Payé en crack et en essence

Louis-Simon Jacques a témoigné derrière un paravent, caché de la vue des accusés.

Il a raconté avoir connu Deutz-St-Jean en novembre 2019, alors que ce dernier lui fournissait du crack.

Un jour, Jacques s’est retrouvé à court d’argent et Deutz-St-Jean en a fait son chauffeur ; il le payait 120 $ par jour, une somme qui servait à payer sa drogue et l’essence pour le véhicule.

« Le matin du 12 juin 2020, vers 10 h, il m’a demandé de venir les chercher dans un logement du Plateau Mont-Royal. Ils m’ont ensuite demandé de me rendre à un endroit et le passager derrière moi [qu’il a identifié comme étant Bruno] me dirigeait avec l’aide du GPS de son téléphone », a décrit le témoin.

Une fois sur la rue Laplante, les passagers ont demandé à Jacques de se garer, d’ouvrir le coffre de sa voiture et de les attendre.

Les trois hommes sont sortis de la voiture et sont revenus au moins cinq minutes plus tard, en courant et en criant à Jacques de démarrer immédiatement.

Par la suite, le quatuor est retourné à l’appartement, où Bruno est descendu. Ils ont ensuite magasiné dans Montréal-Nord et ont filé vers Varennes, puis vers Saint-Jean-sur-Richelieu.

C’est en revenant près de Montréal, sur la route 116, qu’ils ont été repérés par des patrouilleurs du Service de police de l’agglomération de Longueuil et qu’ils ont été arrêtés.

« Aussi bien mourir »

Le témoin dit qu’il n’a rien su du crime commis alors qu’il attendait dans sa voiture, jusqu’à ce que les enquêteurs l’interrogent après son arrestation.

Lorsque MPhilippe Vallières-Roland lui a demandé ce qu’il savait sur ce crime, Louis-Simon Jacques est devenu très émotif.

Je suis mélangé. Je ne suis pas bien là-dedans. Vous voyez dans mon visage que ça ne va pas bien. J’ai chaud et je shake. Aussi bien mourir.

Louis-Simon Jacques lors de son témoignage contre ses deux anciens présumés complices

Louis-Simon Jacques a toutefois conservé son aplomb. Il a placé chacun des agresseurs sur chacune des banquettes de sa voiture.

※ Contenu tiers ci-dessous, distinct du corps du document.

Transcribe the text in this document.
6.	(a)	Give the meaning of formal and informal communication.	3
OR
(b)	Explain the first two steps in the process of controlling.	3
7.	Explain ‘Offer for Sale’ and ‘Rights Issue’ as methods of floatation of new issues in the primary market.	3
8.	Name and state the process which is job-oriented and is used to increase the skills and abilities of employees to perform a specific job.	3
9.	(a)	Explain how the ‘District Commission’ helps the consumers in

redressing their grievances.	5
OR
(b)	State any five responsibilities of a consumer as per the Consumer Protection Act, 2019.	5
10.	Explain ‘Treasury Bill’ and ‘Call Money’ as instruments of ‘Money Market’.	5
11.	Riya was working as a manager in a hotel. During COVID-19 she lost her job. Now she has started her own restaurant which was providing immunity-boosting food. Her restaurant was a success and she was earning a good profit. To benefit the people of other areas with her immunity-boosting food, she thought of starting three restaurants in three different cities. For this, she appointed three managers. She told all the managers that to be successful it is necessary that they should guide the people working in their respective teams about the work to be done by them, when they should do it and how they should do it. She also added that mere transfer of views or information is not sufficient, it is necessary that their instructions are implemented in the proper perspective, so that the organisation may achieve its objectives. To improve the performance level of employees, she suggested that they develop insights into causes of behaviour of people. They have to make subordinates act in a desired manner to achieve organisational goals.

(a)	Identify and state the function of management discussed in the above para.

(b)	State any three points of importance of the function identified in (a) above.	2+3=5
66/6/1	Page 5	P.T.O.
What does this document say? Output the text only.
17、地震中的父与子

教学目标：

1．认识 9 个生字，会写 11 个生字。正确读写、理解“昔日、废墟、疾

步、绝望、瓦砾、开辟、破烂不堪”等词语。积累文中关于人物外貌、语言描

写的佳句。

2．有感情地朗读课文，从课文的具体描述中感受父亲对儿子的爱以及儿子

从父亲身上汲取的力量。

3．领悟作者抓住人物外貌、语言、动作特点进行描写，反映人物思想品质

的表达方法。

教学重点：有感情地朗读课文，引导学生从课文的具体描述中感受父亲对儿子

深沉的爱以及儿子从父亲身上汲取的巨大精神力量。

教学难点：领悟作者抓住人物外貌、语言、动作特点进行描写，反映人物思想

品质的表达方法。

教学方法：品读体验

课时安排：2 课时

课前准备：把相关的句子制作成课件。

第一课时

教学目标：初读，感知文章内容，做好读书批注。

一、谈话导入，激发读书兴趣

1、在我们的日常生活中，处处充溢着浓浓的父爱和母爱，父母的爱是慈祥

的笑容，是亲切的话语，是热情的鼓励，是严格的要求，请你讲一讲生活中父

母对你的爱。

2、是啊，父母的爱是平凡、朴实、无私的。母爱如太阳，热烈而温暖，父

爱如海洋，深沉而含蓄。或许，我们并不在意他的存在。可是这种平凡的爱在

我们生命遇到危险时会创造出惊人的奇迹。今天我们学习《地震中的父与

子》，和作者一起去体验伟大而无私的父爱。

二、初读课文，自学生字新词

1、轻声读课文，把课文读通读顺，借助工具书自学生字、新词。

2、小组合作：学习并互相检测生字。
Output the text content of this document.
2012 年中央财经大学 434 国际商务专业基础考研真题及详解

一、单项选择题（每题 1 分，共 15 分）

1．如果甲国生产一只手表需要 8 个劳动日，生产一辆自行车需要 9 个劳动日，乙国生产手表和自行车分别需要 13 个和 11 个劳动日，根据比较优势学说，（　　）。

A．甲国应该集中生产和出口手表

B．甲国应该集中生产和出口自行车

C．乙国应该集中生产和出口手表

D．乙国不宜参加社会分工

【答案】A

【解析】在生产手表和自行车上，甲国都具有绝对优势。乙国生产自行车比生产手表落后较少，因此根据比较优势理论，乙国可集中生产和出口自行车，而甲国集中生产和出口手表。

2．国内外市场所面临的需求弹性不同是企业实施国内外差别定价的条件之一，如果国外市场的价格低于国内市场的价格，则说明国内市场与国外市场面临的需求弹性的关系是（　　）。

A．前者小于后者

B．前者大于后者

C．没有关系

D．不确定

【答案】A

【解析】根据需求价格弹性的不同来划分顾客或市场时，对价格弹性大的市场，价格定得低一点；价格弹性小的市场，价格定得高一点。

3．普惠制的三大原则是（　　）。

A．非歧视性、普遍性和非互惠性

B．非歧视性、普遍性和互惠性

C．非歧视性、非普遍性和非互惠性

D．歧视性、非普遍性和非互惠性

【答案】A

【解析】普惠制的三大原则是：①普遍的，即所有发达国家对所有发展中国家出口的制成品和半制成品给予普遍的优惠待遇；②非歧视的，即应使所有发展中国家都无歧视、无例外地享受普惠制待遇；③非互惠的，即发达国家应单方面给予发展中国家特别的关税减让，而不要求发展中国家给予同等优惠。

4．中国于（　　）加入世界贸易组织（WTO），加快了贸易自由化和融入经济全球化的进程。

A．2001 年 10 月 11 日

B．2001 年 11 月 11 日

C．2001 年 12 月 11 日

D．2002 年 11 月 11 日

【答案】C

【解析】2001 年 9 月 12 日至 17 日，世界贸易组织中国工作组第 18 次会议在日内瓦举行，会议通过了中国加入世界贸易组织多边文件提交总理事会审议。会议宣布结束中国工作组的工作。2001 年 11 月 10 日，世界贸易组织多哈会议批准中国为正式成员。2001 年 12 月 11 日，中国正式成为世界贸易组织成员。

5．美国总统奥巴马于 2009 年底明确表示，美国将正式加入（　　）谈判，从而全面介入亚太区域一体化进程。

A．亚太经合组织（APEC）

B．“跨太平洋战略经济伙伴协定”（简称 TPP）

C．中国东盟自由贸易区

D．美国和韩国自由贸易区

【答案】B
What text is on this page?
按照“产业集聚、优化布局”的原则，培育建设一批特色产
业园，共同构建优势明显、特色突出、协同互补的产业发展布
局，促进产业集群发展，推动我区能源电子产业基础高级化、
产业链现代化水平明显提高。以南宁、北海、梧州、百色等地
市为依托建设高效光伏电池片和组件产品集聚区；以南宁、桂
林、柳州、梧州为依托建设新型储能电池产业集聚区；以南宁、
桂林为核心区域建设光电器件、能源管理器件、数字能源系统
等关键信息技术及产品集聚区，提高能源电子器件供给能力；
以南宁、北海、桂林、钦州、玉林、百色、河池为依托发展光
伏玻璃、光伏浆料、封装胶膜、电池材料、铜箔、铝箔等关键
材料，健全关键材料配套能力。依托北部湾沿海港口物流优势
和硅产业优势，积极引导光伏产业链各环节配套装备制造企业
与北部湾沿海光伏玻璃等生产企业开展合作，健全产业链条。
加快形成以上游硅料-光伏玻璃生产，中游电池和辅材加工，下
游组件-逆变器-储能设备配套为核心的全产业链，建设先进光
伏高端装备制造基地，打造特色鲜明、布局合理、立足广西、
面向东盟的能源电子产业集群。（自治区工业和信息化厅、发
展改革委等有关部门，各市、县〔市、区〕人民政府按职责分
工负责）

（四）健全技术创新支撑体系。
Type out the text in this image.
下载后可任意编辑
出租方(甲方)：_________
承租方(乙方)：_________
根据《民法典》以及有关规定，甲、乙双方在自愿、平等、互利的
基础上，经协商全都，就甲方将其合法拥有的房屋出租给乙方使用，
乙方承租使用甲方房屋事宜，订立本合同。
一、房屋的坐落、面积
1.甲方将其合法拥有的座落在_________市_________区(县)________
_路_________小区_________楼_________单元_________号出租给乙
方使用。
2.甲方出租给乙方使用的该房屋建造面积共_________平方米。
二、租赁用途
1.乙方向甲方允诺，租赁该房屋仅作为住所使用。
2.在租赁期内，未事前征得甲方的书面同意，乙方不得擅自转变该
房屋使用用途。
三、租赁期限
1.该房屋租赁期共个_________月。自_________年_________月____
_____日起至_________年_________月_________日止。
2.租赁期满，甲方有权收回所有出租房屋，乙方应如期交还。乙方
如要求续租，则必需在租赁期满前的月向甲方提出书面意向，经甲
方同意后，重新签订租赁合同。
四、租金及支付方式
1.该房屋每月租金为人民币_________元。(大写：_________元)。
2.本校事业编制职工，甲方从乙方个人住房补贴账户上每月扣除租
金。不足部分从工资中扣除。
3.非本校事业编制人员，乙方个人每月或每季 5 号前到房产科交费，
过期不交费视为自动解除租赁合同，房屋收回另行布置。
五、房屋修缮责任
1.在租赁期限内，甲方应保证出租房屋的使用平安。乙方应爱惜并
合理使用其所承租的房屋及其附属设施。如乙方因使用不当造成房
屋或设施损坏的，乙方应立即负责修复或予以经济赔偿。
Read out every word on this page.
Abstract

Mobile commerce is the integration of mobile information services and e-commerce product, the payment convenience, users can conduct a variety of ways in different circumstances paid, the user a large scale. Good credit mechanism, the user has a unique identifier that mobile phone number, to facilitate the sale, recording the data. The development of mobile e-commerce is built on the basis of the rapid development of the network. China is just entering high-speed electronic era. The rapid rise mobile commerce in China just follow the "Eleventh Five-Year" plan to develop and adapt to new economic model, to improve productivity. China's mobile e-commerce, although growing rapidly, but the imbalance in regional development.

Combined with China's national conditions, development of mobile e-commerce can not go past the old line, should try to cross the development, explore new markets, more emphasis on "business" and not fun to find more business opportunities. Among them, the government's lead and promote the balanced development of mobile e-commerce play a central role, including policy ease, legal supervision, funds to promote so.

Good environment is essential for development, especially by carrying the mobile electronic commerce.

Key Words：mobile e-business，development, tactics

Il a identifié ses anciens présumés complices sur des vidéos de caméras de surveillance. Un constable spécial a brièvement replié le paravent et le témoin a identifié Yadley Deutz-St-Jean et Mitchaino Bruno dans le box des accusés.

La clé : l’identification des accusés

En contre-interrogatoire, l’avocate de Deutz-St-Jean, MAlexie Galarneau, a fait valoir que Jacques avait encore les facultés affaiblies lors de son interrogatoire durant la nuit qui a suivi l’agression de M. Poletti, qu’il disait ne pas avoir dormi depuis six jours et qu’il prêtait parfois sa voiture. Elle l’a aussi questionné sur le sac à bandoulière qui contenait l’arme.

L’avocate de Bruno, MNoémie Tellier, a tenté de soulever des contradictions entre le témoignage de Jacques et des propos qu’il a tenus lors de son interrogatoire, relativement à l’identification de son client.

Louis-Simon Jacques a plaidé coupable à des accusations de voies de fait graves et d’introduction avec effraction et a été condamné à 32 mois d’emprisonnement. Il est actuellement en libération conditionnelle.

Le quatrième individu, Sandel Pierre, a plaidé coupable lui aussi, mais sa peine n’a pas encore été prononcée.